En effet. J'ai travaillé aux côtés d'Eric Briffard. C'était une super expérience c'est un chef génial. J'avais également dans mon équipe David Bizet, qui est aujourd'hui chef de L'Orangerie. Ca fait plaisir de voir des gens comme lui sortir de l'ombre après tant d'années de travail ! Tout se passait très bien mais au bout de 9 mois, Jean-Philippe Nikohgossian, avec qui j'avais déjà fait quelques extras, m'a demandé si je voulais prendre la place de chef au Café la Perle. A l'époque, mon fils venait de naître et j'en avais marre de commencer à 6h pour finir à 19h et de ne pas profiter de ma famille. J'ai donc dit oui à Jean-Philippe à une condition : d'avoir mes soirées et mes week-ends. En contrepartie, je me suis engagé à m'investir dans ce resto comme si c'était le mien. L'affaire roule depuis six ans maintenant et j'ai aussi formé l'équipe en cuisine du Café Foufou, deuxième adresse de Jean-Philippe ouverte récemment à Oberkampf.
Que proposez-vous comme cuisine au Café la Perle ?
J'estime que l'on propose des plats avec un bon rapport qualité/prix, des recettes classiques mais qui ont toujours une touche moderne et sympa. De toute façon ici je ne peux pas faire une cuisine gastronomique. Tout d'abord parce que le cadre et le quartier ne s'y prêtent pas, mais aussi parce que la cuisine fait seulement 6m², alors faut pas se prendre la tête.
On prépare aussi des brunchs sympas avec des gros pancakes, des pains perdus généreux mais aussi des tartines à l'avocat. Franchement quand Jean-Philippe m'a dit de faire des avocado toast au début j'étais très sceptique. Je me suis dit : "C'est quoi cette merde ?". Mais je l'ai fait à ma façon, avec du beau pain de campagne, deux avocats par assiettes, des noisettes torréfiés, un oeuf poché et ça cartonne ! C'est un plat que tout le monde peut faire à la maison mais les gens ont la flemme alors ils en mangent dans les cafés et restaurants. Jean-Philippe avait raison de miser là-dessus.

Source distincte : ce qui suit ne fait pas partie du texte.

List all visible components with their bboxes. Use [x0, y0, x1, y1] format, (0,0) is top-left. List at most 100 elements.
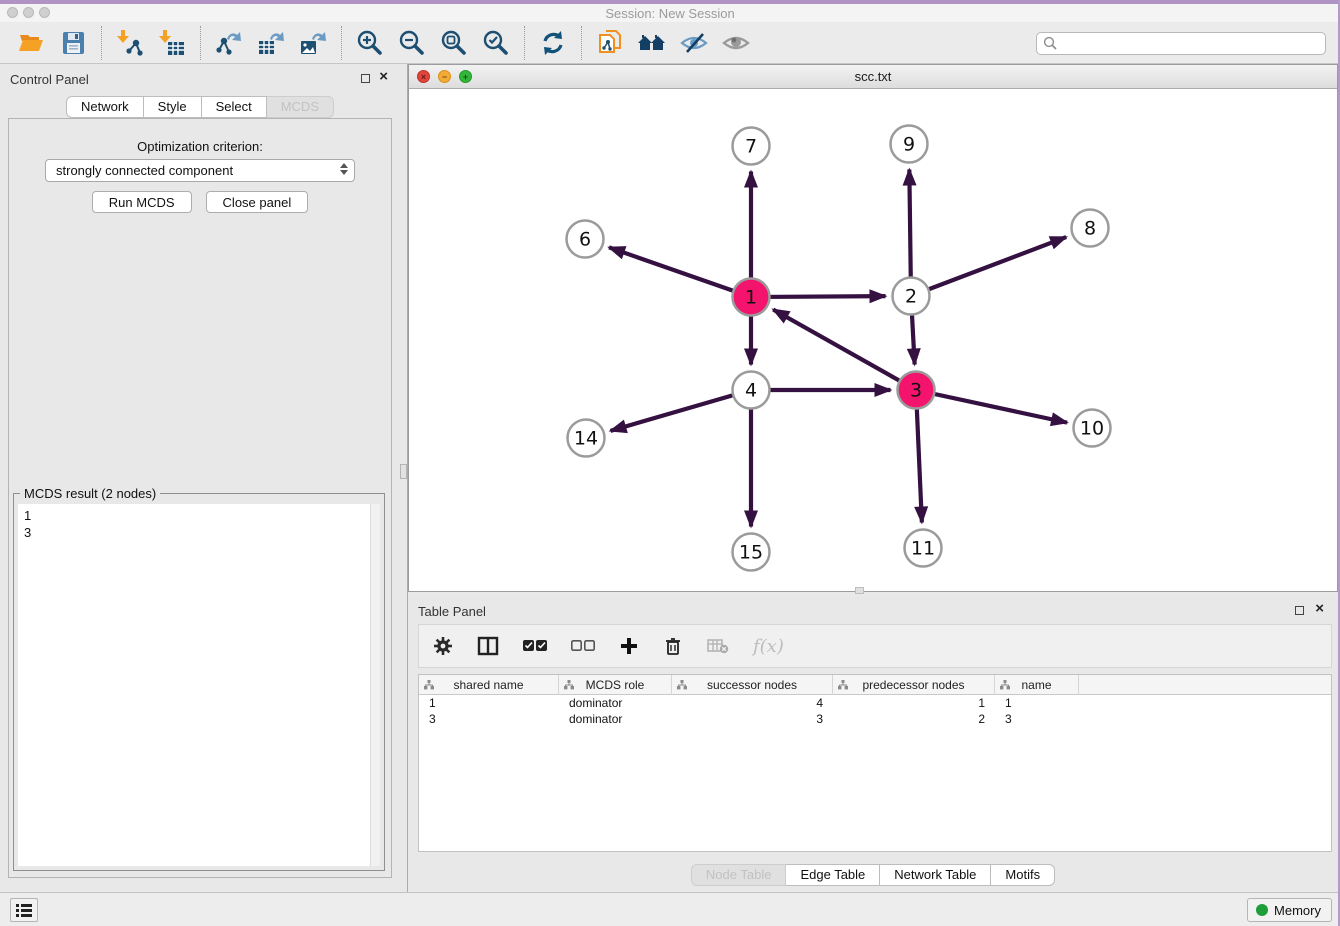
window-title: Session: New Session	[0, 6, 1340, 21]
show-eye-icon[interactable]	[720, 27, 752, 59]
graph-edge-2-8[interactable]	[911, 237, 1066, 296]
export-image-icon[interactable]	[297, 27, 329, 59]
tab-network-table[interactable]: Network Table	[880, 864, 991, 886]
graph-edge-3-11[interactable]	[916, 390, 922, 523]
table-settings-icon[interactable]	[433, 636, 453, 656]
graph-node-9[interactable]: 9	[891, 126, 928, 163]
toolbar-separator	[581, 26, 582, 60]
close-panel-button[interactable]: Close panel	[206, 191, 309, 213]
toolbar-separator	[524, 26, 525, 60]
search-box[interactable]	[1036, 32, 1326, 55]
graph-node-10[interactable]: 10	[1074, 410, 1111, 447]
network-window-titlebar[interactable]: × − + scc.txt	[409, 65, 1337, 89]
table-cell-name[interactable]: 1	[995, 695, 1079, 711]
tab-edge-table[interactable]: Edge Table	[786, 864, 880, 886]
svg-text:8: 8	[1084, 218, 1096, 240]
table-cell-successor_nodes[interactable]: 3	[672, 711, 833, 727]
svg-text:9: 9	[903, 134, 915, 156]
graph-edge-1-6[interactable]	[609, 247, 751, 297]
tab-node-table[interactable]: Node Table	[691, 864, 787, 886]
zoom-out-icon[interactable]	[396, 27, 428, 59]
graph-node-6[interactable]: 6	[567, 221, 604, 258]
table-cell-shared_name[interactable]: 1	[419, 695, 559, 711]
float-panel-icon[interactable]	[361, 74, 370, 83]
table-cell-name[interactable]: 3	[995, 711, 1079, 727]
column-header-successor-nodes[interactable]: successor nodes	[672, 675, 833, 695]
function-builder-icon: f(x)	[753, 636, 784, 657]
graph-edge-4-14[interactable]	[610, 390, 751, 431]
open-session-icon[interactable]	[15, 27, 47, 59]
export-table-icon[interactable]	[255, 27, 287, 59]
table-cell-predecessor_nodes[interactable]: 2	[833, 711, 995, 727]
mcds-result-group: MCDS result (2 nodes) 1 3	[13, 493, 385, 871]
column-layout-icon[interactable]	[477, 636, 499, 656]
vertical-splitter[interactable]	[400, 64, 408, 892]
import-table-icon[interactable]	[156, 27, 188, 59]
column-header-predecessor-nodes[interactable]: predecessor nodes	[833, 675, 995, 695]
graph-node-1[interactable]: 1	[733, 279, 770, 316]
graph-edge-3-1[interactable]	[773, 310, 916, 390]
home-icon[interactable]	[636, 27, 668, 59]
float-table-panel-icon[interactable]	[1295, 606, 1304, 615]
zoom-selected-icon[interactable]	[480, 27, 512, 59]
select-all-checkboxes-icon[interactable]	[523, 639, 547, 653]
mcds-result-area[interactable]: 1 3	[18, 504, 380, 866]
run-mcds-button[interactable]: Run MCDS	[92, 191, 192, 213]
memory-button[interactable]: Memory	[1247, 898, 1332, 922]
export-network-icon[interactable]	[213, 27, 245, 59]
table-cell-predecessor_nodes[interactable]: 1	[833, 695, 995, 711]
status-bar: Memory	[0, 892, 1340, 926]
table-cell-successor_nodes[interactable]: 4	[672, 695, 833, 711]
import-network-icon[interactable]	[114, 27, 146, 59]
table-cell-mcds_role[interactable]: dominator	[559, 711, 672, 727]
mcds-result-text: 1 3	[18, 504, 380, 544]
tab-motifs[interactable]: Motifs	[991, 864, 1055, 886]
column-header-shared-name[interactable]: shared name	[419, 675, 559, 695]
graph-node-14[interactable]: 14	[568, 420, 605, 457]
table-row[interactable]: 3dominator323	[419, 711, 1331, 727]
tab-network[interactable]: Network	[66, 96, 144, 118]
save-session-icon[interactable]	[57, 27, 89, 59]
deselect-all-checkboxes-icon[interactable]	[571, 639, 595, 653]
svg-text:6: 6	[579, 229, 591, 251]
result-scrollbar[interactable]	[370, 504, 380, 866]
table-row[interactable]: 1dominator411	[419, 695, 1331, 711]
status-menu-button[interactable]	[10, 898, 38, 922]
graph-node-8[interactable]: 8	[1072, 210, 1109, 247]
table-cell-shared_name[interactable]: 3	[419, 711, 559, 727]
memory-status-dot	[1256, 904, 1268, 916]
graph-node-2[interactable]: 2	[893, 278, 930, 315]
horizontal-splitter-handle[interactable]	[855, 587, 864, 594]
tab-style[interactable]: Style	[144, 96, 202, 118]
svg-text:3: 3	[910, 380, 922, 402]
network-canvas[interactable]: 1 2 3 4 6 7 8 9 10 11 14 15	[409, 89, 1337, 591]
close-panel-icon[interactable]: ×	[379, 68, 388, 86]
tab-select[interactable]: Select	[202, 96, 267, 118]
criterion-select[interactable]: strongly connected component	[45, 159, 355, 182]
node-table[interactable]: shared nameMCDS rolesuccessor nodesprede…	[418, 674, 1332, 852]
close-table-panel-icon[interactable]: ×	[1315, 600, 1324, 618]
duplicate-network-icon[interactable]	[594, 27, 626, 59]
add-column-icon[interactable]	[619, 636, 639, 656]
apply-layout-icon[interactable]	[537, 27, 569, 59]
svg-text:2: 2	[905, 286, 917, 308]
hide-eye-icon[interactable]	[678, 27, 710, 59]
zoom-in-icon[interactable]	[354, 27, 386, 59]
splitter-handle[interactable]	[400, 464, 407, 479]
column-header-name[interactable]: name	[995, 675, 1079, 695]
graph-node-7[interactable]: 7	[733, 128, 770, 165]
column-header-MCDS-role[interactable]: MCDS role	[559, 675, 672, 695]
delete-column-icon[interactable]	[663, 636, 683, 657]
graph-edge-1-2[interactable]	[751, 296, 886, 297]
tab-mcds[interactable]: MCDS	[267, 96, 334, 118]
zoom-fit-icon[interactable]	[438, 27, 470, 59]
graph-node-15[interactable]: 15	[733, 534, 770, 571]
graph-node-3[interactable]: 3	[898, 372, 935, 409]
table-cell-mcds_role[interactable]: dominator	[559, 695, 672, 711]
graph-node-11[interactable]: 11	[905, 530, 942, 567]
graph-node-4[interactable]: 4	[733, 372, 770, 409]
control-panel-title: Control Panel	[10, 72, 89, 87]
search-input[interactable]	[1058, 35, 1325, 53]
node-table-header: shared nameMCDS rolesuccessor nodesprede…	[419, 675, 1331, 695]
graph-edge-3-10[interactable]	[916, 390, 1067, 423]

Maintenant que vous êtes chef, comment ça se passe avec votre brigade ?
Je fais en sorte que les gens qui travaillent avec moi aient un équilibre dans leur vie. J'estime qu'on fait ce métier par passion et non par contrainte alors il faut penser au bien-être du personnel. Du coup, ils ont les mêmes horaires que moi et il y a une deuxième équipe le soir et le week-end. Grâce à cela, les cuisiniers s'investissent plus, sont moins malades... Clairement je n'ai pas de problème ! Après bien sûr, ça arrive d'être absent une journée ou deux et si cela est justifié, je m'adapte. Mais si c'est du flan, je te fume (rires) ! Heureusement jusque-là ça n'est jamais arrivé.
Avez-vous un rêve ultime dans votre carrière ?
Je pense qu'un jour j'aimerais ouvrir mon propre restaurant vers Nanterre. J'aime bien ce côté banlieue où il y a moins de stress, les gens prennent plus le temps même si ça va très vite. Et puis il y a moins d'offres en restauration qu'à Paris donc moins de concurrence. Mais le problème est toujours le même : si j'ouvre ma propre adresse, je reprendrais le boulot le soir, le week-end... Mon père était dans la restauration et je ne le voyais pas beaucoup sauf quand je passais au restaurant. Il faisait ce qu'il pouvait mais c'était compliqué et je n'ai pas envie de faire subir cela à mes enfants. Disons que j'ai vraiment le sentiment d'avoir trouvé "la perle" sans mauvais jeu de mots. Je m'amuse dans ce que je fais et j'ai une vie et pour le moment, ça me va !
Où ? Café la Perle, 78 rue Vieille du Temple, 3e arrondissement de Paris.